AFKTT: “The fact that ‘preparations for nuclear war’ articles are popping up all over suggests someone has a plan to do something diabolical.”
I tend to believe that if actual nuclear war was (intentionally) in the cards, the ground would probably not be laid with advance advertising–it would just get dropped on our heads unannounced. More likely this is some kind of scare campaign, similar to the “mass die-offs” we were promised in the wake of Covid’s march across the planet. Both intended to get the public to do something or accept something, but in themselves not a reflection of actual happening.
Lots of chatter these days about immigration all over the Western world. TPTB seem intent on facilitating it to the maximum, pressing on despite significant opposition to the policy from the general public in most countries. They keep shoving in more and more of the world’s destitute. Here in the US we are certainly doing our share since “Biden” took over.
One has to ask–why? The usual explanations are either 1) cheap labor or 2) creating voters for the party that believes it can gain from such a strategy. But after due consideration, I believe that the real reason is the simple strategy of filling up Western society with people who have relatively low expectations.
TPTB are planning to take away the last few remaining punch bowls from the general population (in the name of their own greed, saving the planet, as necessitated by planetary resource exhaustion, or some combination thereof, or whatever). When we start moving into this phase (I believe quite soon now), those who are coming from wretchedness will still consider themselves much better off, and will be the natural allies of TPTB.
Regarding the government’s tendency to classify virtually everything, one big reason is usually overlooked–the fact that it is easy.
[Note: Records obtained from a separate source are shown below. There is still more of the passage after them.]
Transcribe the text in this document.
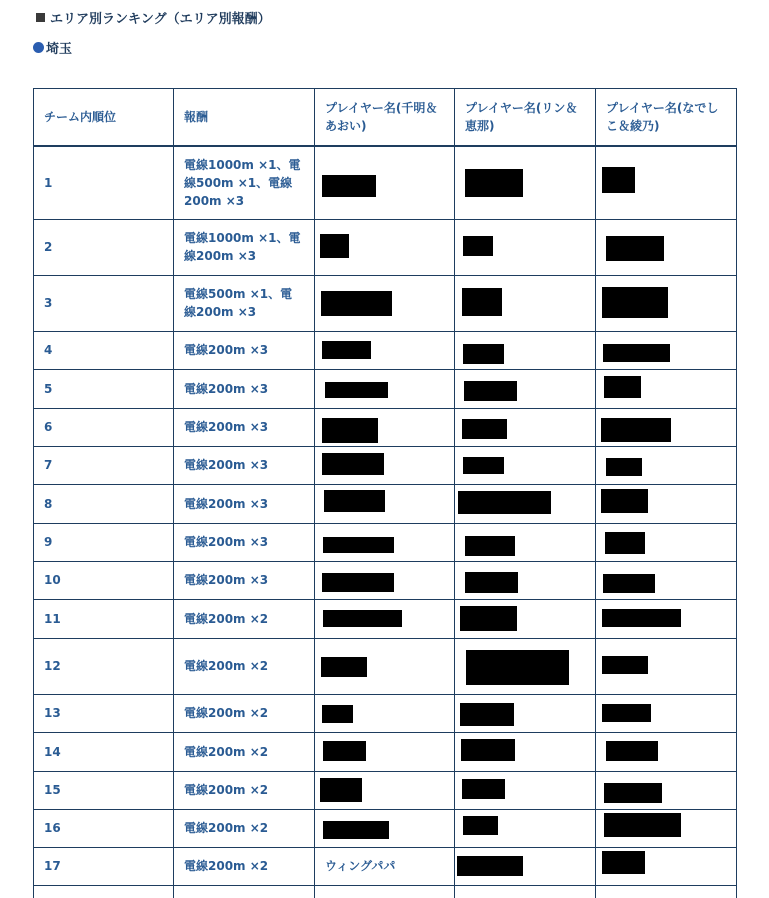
エリア別ランキング（エリア別報酬）
埼玉
チーム内順位	報酬	プレイヤー名(千明＆あおい)	プレイヤー名(リン＆恵那)	プレイヤー名(なでしこ＆綾乃)
1	電線1000m ×1、電線500m ×1、電線200m ×3	

2	電線1000m ×1、電線200m ×3	

3	電線500m ×1、電線200m ×3	

4	電線200m ×3	

5	電線200m ×3	

6	電線200m ×3	

7	電線200m ×3	

8	電線200m ×3	

9	電線200m ×3	

10	電線200m ×3	

11	電線200m ×2	

12	電線200m ×2	

13	電線200m ×2	

14	電線200m ×2	

15	電線200m ×2	

16	電線200m ×2	

17	電線200m ×2	ウィングパパ		
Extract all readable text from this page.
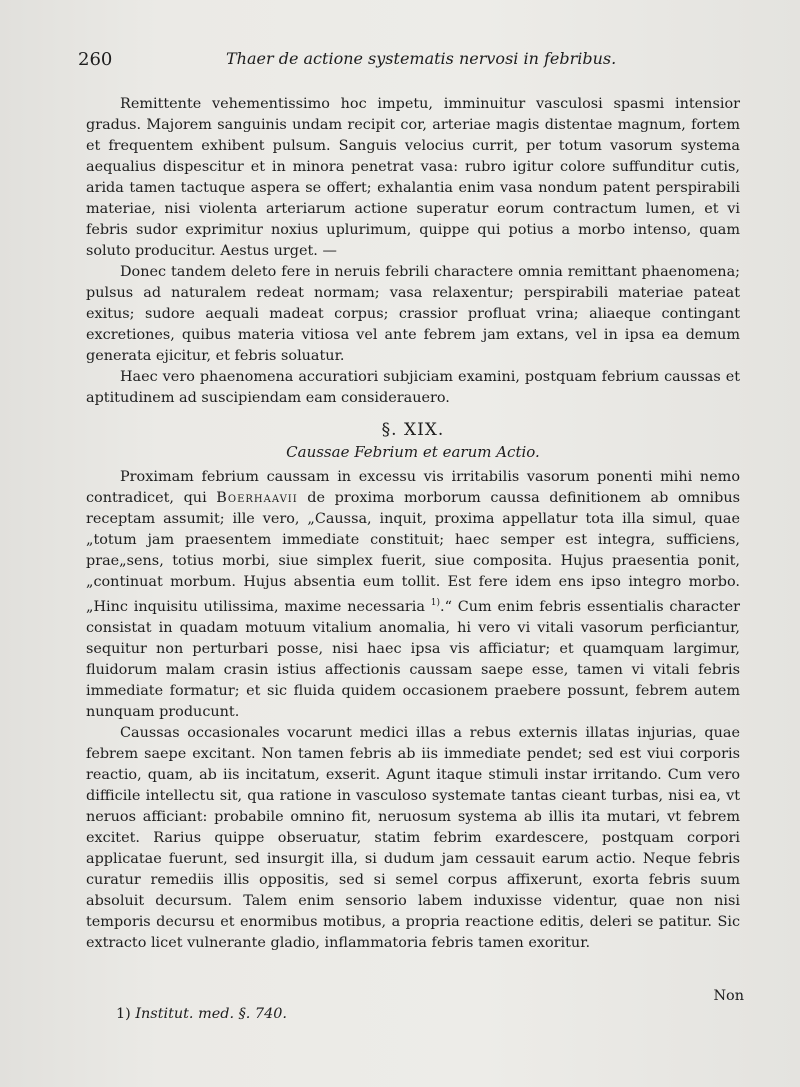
260	Thaer de actione systematis nervosi in febribus.

Remittente vehementissimo hoc impetu, imminuitur vasculosi spasmi intensior gradus. Majorem sanguinis undam recipit cor, arteriae magis distentae magnum, fortem et frequentem exhibent pulsum. Sanguis velocius currit, per totum vasorum systema aequalius dispescitur et in minora penetrat vasa: rubro igitur colore suffunditur cutis, arida tamen tactuque aspera se offert; exhalantia enim vasa nondum patent perspirabili materiae, nisi violenta arteriarum actione superatur eorum contractum lumen, et vi febris sudor exprimitur noxius uplurimum, quippe qui potius a morbo intenso, quam soluto producitur. Aestus urget. —

Donec tandem deleto fere in neruis febrili charactere omnia remittant phaenomena; pulsus ad naturalem redeat normam; vasa relaxentur; perspirabili materiae pateat exitus; sudore aequali madeat corpus; crassior profluat vrina; aliaeque contingant excretiones, quibus materia vitiosa vel ante febrem jam extans, vel in ipsa ea demum generata ejicitur, et febris soluatur.

Haec vero phaenomena accuratiori subjiciam examini, postquam febrium caussas et aptitudinem ad suscipiendam eam considerauero.

§. XIX.
Caussae Febrium et earum Actio.

Proximam febrium caussam in excessu vis irritabilis vasorum ponenti mihi nemo contradicet, qui Boerhaavii de proxima morborum caussa definitionem ab omnibus receptam assumit; ille vero, „Caussa, inquit, proxima appellatur tota illa simul, quae „totum jam praesentem immediate constituit; haec semper est integra, sufficiens, prae„sens, totius morbi, siue simplex fuerit, siue composita. Hujus praesentia ponit, „continuat morbum. Hujus absentia eum tollit. Est fere idem ens ipso integro morbo. „Hinc inquisitu utilissima, maxime necessaria $^{1)}$.“ Cum enim febris essentialis character consistat in quadam motuum vitalium anomalia, hi vero vi vitali vasorum perficiantur, sequitur non perturbari posse, nisi haec ipsa vis afficiatur; et quamquam largimur, fluidorum malam crasin istius affectionis caussam saepe esse, tamen vi vitali febris immediate formatur; et sic fluida quidem occasionem praebere possunt, febrem autem nunquam producunt.

Caussas occasionales vocarunt medici illas a rebus externis illatas injurias, quae febrem saepe excitant. Non tamen febris ab iis immediate pendet; sed est viui corporis reactio, quam, ab iis incitatum, exserit. Agunt itaque stimuli instar irritando. Cum vero difficile intellectu sit, qua ratione in vasculoso systemate tantas cieant turbas, nisi ea, vt neruos afficiant: probabile omnino fit, neruosum systema ab illis ita mutari, vt febrem excitet. Rarius quippe obseruatur, statim febrim exardescere, postquam corpori applicatae fuerunt, sed insurgit illa, si dudum jam cessauit earum actio. Neque febris curatur remediis illis oppositis, sed si semel corpus affixerunt, exorta febris suum absoluit decursum. Talem enim sensorio labem induxisse videntur, quae non nisi temporis decursu et enormibus motibus, a propria reactione editis, deleri se patitur. Sic extracto licet vulnerante gladio, inflammatoria febris tamen exoritur.

Non
1) Institut. med. §. 740.
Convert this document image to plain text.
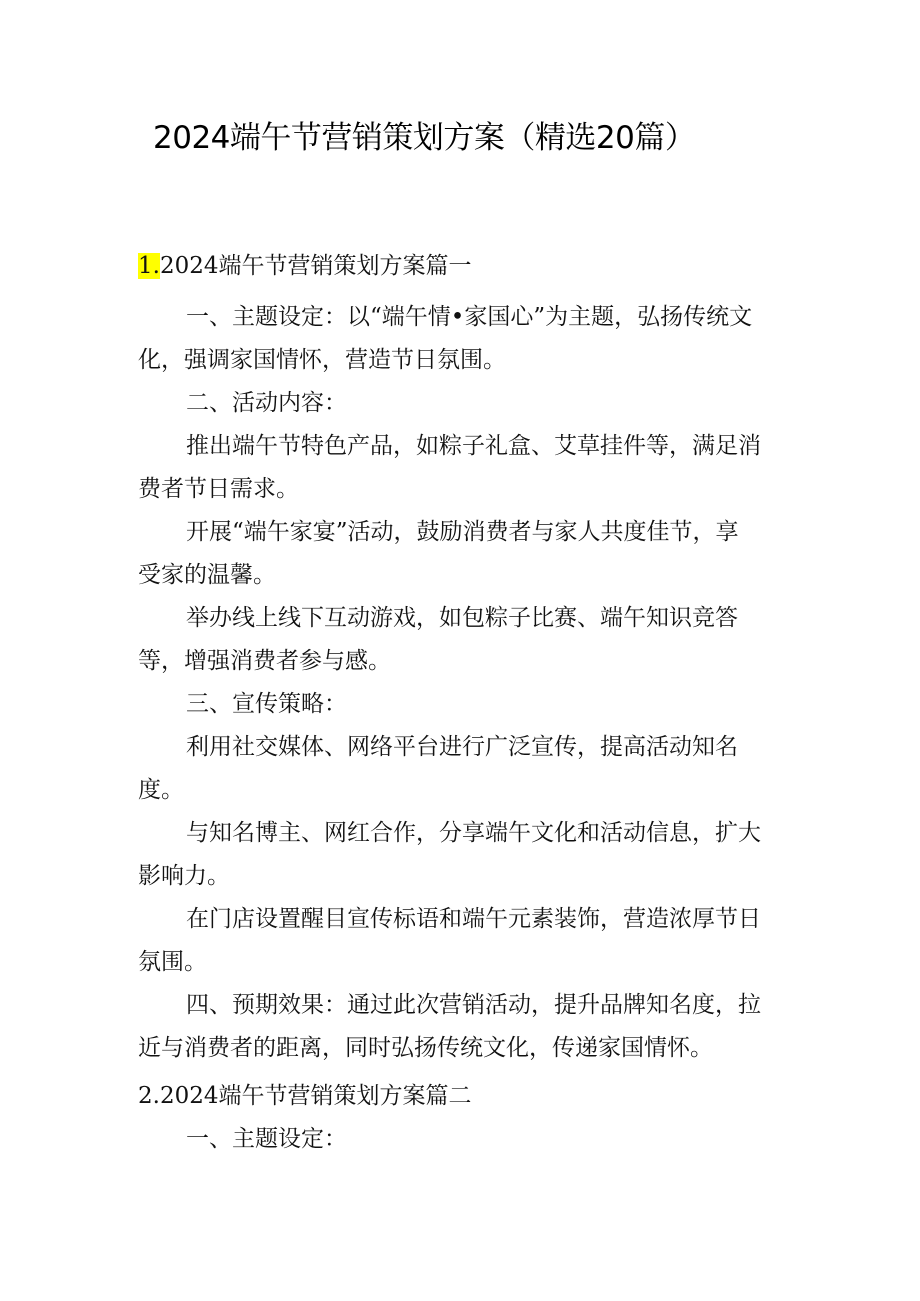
2024端午节营销策划方案（精选20篇）
1.2024端午节营销策划方案篇一
一、主题设定：以“端午情•家国心”为主题，弘扬传统文
化，强调家国情怀，营造节日氛围。
二、活动内容：
推出端午节特色产品，如粽子礼盒、艾草挂件等，满足消
费者节日需求。
开展“端午家宴”活动，鼓励消费者与家人共度佳节，享
受家的温馨。
举办线上线下互动游戏，如包粽子比赛、端午知识竞答
等，增强消费者参与感。
三、宣传策略：
利用社交媒体、网络平台进行广泛宣传，提高活动知名
度。
与知名博主、网红合作，分享端午文化和活动信息，扩大
影响力。
在门店设置醒目宣传标语和端午元素装饰，营造浓厚节日
氛围。
四、预期效果：通过此次营销活动，提升品牌知名度，拉
近与消费者的距离，同时弘扬传统文化，传递家国情怀。
2.2024端午节营销策划方案篇二
一、主题设定：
Back in the 70s when I was getting trained by the military in nuclear technology, later subjects did indeed deal with details of the technology that were somewhat closely guarded. But the early part of the training was just math and physics, all stuff that you could easily find in college textbooks. But we were required to stamp every page of notes we took with a rubber stamp “CONFIDENTIAL-NOFORN”. It was just because no one could be bothered to review each page to decide if anything confidential might actually be on there.
Dr. D’s dissertation on “terrorism” is on the spot. “The word “Terrorist” like the word “Racist” now means all things.” Since 9/11, the word has become increasingly abused to the point where it is now both alarming and at the same time just tiresome. But one thing I feel pretty confident of is that when two governments are conducting Modern War on one another, neither can really call any action its opponent takes against it “terrorism.”
@zerosum: Re your link to “Where the Fuck Did Everybody Go”, I have asked myself this exact question numerous times in a couple of different ways: 1) If all-cause deaths were much higher than normal but this fact was not publicized, would anyone notice/know? Or 2) How much would an increase in all-cause deaths have to rise to become noticeable to most of us? This is the first time I’ve seen anyone else asking these questions.